Bei einem regelmässigen 28-Tage-Zyklus findet der Eisprung meist um den 14. Zyklustag statt – gerechnet ab dem ersten Tag der Menstruation. Da die Zykluslänge von Frau zu Frau unterschiedlich ist, kann sich auch der Zeitpunkt des Eisprungs verschieben.

Die grössten Chancen auf eine Schwangerschaft bestehen in den ein bis zwei Tagen vor dem Eisprung sowie am Tag des Eisprungs. Spermien können im Körper der Frau bis zu fünf Tage überleben, die Eizelle ist nach dem Eisprung hingegen nur etwa 12 bis 24 Stunden befruchtungsfähig.

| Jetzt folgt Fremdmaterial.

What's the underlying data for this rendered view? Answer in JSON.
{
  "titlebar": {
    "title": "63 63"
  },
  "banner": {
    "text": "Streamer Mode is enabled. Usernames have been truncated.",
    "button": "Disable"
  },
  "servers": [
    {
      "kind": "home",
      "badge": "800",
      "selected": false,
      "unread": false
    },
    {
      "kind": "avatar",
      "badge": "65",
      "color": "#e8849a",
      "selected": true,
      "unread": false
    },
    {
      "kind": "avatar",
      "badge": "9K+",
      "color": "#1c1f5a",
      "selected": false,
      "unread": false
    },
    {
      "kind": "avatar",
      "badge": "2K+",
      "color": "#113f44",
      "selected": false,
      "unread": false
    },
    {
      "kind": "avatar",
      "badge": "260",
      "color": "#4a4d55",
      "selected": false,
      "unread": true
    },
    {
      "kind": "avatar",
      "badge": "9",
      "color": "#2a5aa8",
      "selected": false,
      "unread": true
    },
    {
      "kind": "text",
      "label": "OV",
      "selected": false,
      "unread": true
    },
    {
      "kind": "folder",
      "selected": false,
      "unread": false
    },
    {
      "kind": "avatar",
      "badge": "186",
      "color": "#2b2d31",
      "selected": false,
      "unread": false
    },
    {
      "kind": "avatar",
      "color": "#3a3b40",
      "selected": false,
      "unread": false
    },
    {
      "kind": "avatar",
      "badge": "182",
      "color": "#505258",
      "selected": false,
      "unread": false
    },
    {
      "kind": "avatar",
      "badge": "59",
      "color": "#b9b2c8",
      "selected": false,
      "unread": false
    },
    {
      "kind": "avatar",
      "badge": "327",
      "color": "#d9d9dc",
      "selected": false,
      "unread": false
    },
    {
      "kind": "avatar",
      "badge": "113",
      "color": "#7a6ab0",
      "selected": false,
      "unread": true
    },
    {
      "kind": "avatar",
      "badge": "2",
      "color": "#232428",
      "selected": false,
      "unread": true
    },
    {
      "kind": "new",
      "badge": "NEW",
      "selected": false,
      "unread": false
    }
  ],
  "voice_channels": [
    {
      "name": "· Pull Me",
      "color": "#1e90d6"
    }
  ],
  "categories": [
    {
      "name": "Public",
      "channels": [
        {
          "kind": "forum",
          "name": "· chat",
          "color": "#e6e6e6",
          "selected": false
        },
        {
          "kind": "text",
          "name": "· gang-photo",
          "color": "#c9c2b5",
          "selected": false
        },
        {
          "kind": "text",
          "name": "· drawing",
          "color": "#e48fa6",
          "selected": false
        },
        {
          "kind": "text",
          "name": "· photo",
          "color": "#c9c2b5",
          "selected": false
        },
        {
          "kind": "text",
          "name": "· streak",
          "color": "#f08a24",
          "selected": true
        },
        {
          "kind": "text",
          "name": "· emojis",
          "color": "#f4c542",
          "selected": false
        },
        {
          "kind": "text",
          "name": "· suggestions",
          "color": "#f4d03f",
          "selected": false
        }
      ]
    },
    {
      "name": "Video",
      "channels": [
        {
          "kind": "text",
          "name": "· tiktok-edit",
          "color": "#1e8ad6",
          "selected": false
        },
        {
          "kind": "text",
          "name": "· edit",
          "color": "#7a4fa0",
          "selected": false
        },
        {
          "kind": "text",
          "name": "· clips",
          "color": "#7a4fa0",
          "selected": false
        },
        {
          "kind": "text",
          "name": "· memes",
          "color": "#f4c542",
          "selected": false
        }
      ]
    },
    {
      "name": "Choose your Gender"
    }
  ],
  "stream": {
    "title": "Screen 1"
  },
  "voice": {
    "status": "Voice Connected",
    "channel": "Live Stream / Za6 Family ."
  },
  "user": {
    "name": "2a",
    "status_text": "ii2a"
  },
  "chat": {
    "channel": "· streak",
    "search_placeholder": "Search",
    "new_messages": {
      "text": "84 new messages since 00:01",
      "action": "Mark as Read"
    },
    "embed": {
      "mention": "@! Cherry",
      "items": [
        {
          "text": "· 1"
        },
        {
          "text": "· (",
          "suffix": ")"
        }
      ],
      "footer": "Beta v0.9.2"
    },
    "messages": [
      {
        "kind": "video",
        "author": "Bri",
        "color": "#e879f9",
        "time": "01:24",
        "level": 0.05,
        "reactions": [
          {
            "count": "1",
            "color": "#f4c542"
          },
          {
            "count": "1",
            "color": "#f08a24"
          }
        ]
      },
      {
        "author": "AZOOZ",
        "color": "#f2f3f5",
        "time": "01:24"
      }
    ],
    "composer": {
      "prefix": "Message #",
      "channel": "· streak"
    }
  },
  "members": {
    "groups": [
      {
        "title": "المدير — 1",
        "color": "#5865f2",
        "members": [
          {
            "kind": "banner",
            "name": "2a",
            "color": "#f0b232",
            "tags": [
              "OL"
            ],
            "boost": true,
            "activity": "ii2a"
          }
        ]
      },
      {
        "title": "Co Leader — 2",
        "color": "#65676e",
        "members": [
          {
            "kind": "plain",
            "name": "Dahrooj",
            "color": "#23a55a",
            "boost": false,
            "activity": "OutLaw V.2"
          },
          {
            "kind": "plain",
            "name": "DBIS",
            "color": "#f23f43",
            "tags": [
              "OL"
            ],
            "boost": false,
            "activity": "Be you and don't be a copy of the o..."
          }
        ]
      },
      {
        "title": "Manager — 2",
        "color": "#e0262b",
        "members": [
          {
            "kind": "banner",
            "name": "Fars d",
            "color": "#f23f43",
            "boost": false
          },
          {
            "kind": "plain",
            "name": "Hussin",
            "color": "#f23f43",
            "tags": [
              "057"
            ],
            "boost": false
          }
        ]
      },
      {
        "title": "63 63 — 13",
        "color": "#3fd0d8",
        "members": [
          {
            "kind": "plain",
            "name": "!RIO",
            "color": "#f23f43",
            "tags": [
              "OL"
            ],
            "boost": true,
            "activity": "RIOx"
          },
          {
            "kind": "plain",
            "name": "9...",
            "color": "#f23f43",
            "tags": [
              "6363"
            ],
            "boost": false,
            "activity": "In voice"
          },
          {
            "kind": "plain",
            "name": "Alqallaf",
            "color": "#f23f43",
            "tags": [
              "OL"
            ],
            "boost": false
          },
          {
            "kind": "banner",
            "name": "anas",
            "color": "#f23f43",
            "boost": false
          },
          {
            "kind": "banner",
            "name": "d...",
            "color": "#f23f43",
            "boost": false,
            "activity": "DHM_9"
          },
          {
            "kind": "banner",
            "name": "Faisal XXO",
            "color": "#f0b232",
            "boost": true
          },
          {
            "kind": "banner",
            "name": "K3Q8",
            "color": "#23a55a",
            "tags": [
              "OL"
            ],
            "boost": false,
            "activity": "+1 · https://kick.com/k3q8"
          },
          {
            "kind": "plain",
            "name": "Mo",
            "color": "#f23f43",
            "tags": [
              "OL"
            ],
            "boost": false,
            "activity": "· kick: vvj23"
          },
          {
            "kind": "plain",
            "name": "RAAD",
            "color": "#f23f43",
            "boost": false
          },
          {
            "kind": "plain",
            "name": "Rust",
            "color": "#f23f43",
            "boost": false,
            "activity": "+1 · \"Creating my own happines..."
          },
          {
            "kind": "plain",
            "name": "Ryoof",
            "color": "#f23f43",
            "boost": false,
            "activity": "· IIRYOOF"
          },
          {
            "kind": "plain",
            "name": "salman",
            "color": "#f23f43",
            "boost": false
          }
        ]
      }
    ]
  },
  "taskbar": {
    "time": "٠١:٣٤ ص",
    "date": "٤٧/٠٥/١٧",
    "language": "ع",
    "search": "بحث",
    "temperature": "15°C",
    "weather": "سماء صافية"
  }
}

Wie kann ich den Eisprung berechnen?

Verschiedene Methoden können die fruchtbaren Tage eingrenzen. Jedoch ist keine davon hundertprozentig zuverlässig. Wichtig: Wer zuverlässigere Hinweise möchte, kombiniert am besten mehrere Methoden miteinander.  

  • Zykluskalender und Apps

    Die klassische Knaus-Ogino-Methode, auch Kalendermethode genannt, gibt es seit den 1930er-Jahren. Wer den ersten Tag der Menstruation und die Zykluslänge über mehrere Monate dokumentiert, kann den Zeitpunkt des Eisprungs grob berechnen. 

    Bei regelmässigen Zyklen findet er meist etwa 12 bis 14 Tage vor der nächsten Menstruation statt – nicht zwingend am 14. Zyklustag. Nach diesem Prinzip funktionieren auch viele Zyklus-Apps und Eisprungrechner.

    Allerdings liefern sie nur Richtwerte. Sie setzen voraus, dass der Eisprung von Zyklus zu Zyklus zum gleichen Zeitpunkt stattfindet. Tatsächlich kann er sich jedoch verschieben, etwa durch Stress, Krankheiten, Fernreisen oder hormonelle Veränderungen. 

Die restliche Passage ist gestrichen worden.